Créditos de imagen:TechCrunch

Bee hace un trabajo relativamente bueno resumiendo las conversaciones, pero las transcripciones reales que ofrece el dispositivo portátil pueden ser un poco confusas. Los críticos anteriores han señalado que normalmente hay que introducir manualmente los nombres de otros hablantes, ya que Bee no siempre sabe quién está hablando. Durante mi conversación, noté que también se habían omitido ciertas secciones de nuestro chat; nada enorme, pero no era un relato completo de todo lo que se había dicho.

También llevé a Bee a mi noche de cine quincenal con mis amigos y lo dejé encendido durante toda la noche. Dado el hecho de que vimos Perros de reservaTenía un poco de miedo de que el dispositivo portátil confundiera toda la masacre vulgar con un derramamiento de sangre de la vida real y potencialmente desencadenara algún tipo de alarma interna. Sin embargo, Bee sabía, básicamente, lo que estaba pasando. El dispositivo portátil descubrió que estábamos viendo una película y, en el resumen de los eventos posteriores, etiquetó la conversación como «Análisis de la escena de la película de Tarantino».

Si bien Bee se muestra prometedor desde el principio como herramienta profesional, no quisiera que esto me registrara en mi vida personal. Por extraño que parezca, Bee se ha comercializado principalmente como un producto para uso personal. Para sentirse cómodo con eso, debe sentirse cómodo con el hecho de que Bee tenga acceso a la mayor parte de su vida digital y fuera de línea.

De hecho, para funcionar bien, Bee necesita amplios permisos móviles, incluido el acceso a su ubicación, fotos, contactos telefónicos, calendario y notificaciones móviles. También puede compartir sus datos de salud con él, si, por cualquier motivo, desea que conozca sus patrones de sueño o su frecuencia cardíaca en reposo.

La gran acumulación de datos que Bee recopila se almacena en la nube, lo que (nuevamente, para los entusiastas de la privacidad digital) presenta sus propias preocupaciones. En un mensaje a la YouTuber de tecnología Becca Farsace, Bee aparentemente reveló una demostración del dispositivo ejecutándose completamente localmente. Si la empresa fuera capaz de producir un dispositivo de este tipo, quedaría profundamente impresionado e incluso podría considerar comprar uno. Dicho esto, Amazon no ha ofrecido ninguna actualización sobre esos planes.
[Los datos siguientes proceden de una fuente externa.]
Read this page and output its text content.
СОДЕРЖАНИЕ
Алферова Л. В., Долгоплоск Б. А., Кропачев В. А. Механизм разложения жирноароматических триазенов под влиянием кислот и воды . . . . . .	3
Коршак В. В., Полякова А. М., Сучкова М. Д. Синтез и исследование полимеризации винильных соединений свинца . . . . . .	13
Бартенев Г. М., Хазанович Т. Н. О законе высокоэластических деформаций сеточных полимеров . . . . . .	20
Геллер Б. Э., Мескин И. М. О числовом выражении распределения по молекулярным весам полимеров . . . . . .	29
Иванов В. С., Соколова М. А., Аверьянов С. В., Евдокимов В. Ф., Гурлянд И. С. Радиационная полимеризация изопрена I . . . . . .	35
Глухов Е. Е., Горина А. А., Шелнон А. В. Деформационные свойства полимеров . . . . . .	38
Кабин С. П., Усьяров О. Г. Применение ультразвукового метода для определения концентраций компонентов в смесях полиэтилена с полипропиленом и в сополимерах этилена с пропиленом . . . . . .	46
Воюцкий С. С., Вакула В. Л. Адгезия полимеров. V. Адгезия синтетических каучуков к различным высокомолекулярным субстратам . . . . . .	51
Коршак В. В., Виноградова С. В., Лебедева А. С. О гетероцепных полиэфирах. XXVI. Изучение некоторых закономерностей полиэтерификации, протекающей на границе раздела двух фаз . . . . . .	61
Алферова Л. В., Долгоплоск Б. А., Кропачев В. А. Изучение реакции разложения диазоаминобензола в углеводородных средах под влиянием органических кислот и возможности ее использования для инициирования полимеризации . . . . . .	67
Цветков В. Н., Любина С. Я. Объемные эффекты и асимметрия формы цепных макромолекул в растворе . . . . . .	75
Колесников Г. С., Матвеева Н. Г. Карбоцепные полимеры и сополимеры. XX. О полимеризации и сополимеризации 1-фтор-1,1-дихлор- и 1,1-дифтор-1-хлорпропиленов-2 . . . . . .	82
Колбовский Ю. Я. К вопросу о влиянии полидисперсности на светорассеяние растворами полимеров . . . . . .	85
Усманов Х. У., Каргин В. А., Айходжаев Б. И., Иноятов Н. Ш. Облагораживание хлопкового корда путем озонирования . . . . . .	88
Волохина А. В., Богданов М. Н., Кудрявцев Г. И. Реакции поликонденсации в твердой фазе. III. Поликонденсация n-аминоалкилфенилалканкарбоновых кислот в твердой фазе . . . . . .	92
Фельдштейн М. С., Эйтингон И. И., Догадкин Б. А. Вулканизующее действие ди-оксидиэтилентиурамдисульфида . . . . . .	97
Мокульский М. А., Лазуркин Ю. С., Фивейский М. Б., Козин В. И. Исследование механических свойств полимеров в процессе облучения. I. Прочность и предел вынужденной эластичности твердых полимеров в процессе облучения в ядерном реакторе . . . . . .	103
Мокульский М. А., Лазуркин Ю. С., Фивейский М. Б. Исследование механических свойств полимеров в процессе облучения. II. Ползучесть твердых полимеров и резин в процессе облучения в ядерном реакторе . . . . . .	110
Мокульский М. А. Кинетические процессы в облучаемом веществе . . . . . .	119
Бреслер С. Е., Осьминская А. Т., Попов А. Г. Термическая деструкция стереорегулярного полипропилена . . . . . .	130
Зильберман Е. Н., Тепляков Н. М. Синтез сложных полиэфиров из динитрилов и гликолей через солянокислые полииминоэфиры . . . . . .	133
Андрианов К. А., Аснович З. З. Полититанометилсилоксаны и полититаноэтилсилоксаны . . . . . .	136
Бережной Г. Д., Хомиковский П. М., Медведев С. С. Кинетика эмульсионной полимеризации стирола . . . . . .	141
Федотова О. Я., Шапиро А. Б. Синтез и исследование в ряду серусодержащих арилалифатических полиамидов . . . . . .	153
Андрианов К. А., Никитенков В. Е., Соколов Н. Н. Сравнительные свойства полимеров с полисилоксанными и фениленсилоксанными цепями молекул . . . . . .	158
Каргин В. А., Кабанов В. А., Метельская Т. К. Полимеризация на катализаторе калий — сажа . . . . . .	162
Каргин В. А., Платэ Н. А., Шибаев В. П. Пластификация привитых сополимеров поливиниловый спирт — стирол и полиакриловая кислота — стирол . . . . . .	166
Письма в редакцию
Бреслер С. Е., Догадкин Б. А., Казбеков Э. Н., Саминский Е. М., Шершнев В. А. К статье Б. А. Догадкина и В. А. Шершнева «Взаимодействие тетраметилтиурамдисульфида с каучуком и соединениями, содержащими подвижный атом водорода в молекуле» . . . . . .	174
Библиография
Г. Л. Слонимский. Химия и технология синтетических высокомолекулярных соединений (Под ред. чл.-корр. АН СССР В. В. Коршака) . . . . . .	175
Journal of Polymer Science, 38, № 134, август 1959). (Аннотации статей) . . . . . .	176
En cuanto a las protecciones de privacidad digital de Bee, la compañía dice que ofrece cifrado para proteger los datos del usuario, tanto en reposo como en tránsito. En su política de privacidad, la empresa afirma que ha “implementado medidas de seguridad técnicas y organizativas diseñadas para proteger la seguridad de cualquier información personal” que procesa la empresa. Bee también afirma que se somete a “rigurosas auditorías de seguridad de terceros” y emplea un monitoreo de seguridad continuo. Todo eso suena bastante bien, aunque vale la pena señalar que Amazon, como muchas grandes empresas de tecnología, ha estado sujeta a uno o dos problemas ocasionales de seguridad de datos (no es exactamente sorprendente para una empresa que gobierna tanto del entorno global de la nube como lo hace, pero aún así).

En resumen, Bee es una pieza de hardware curiosa que, con algo de tiempo y algunos ajustes, podría tener algunas aplicaciones profesionales prometedoras en el futuro. Sin embargo, como asistente digital para su vida personal, puede resultar demasiado invasivo para algunos usuarios.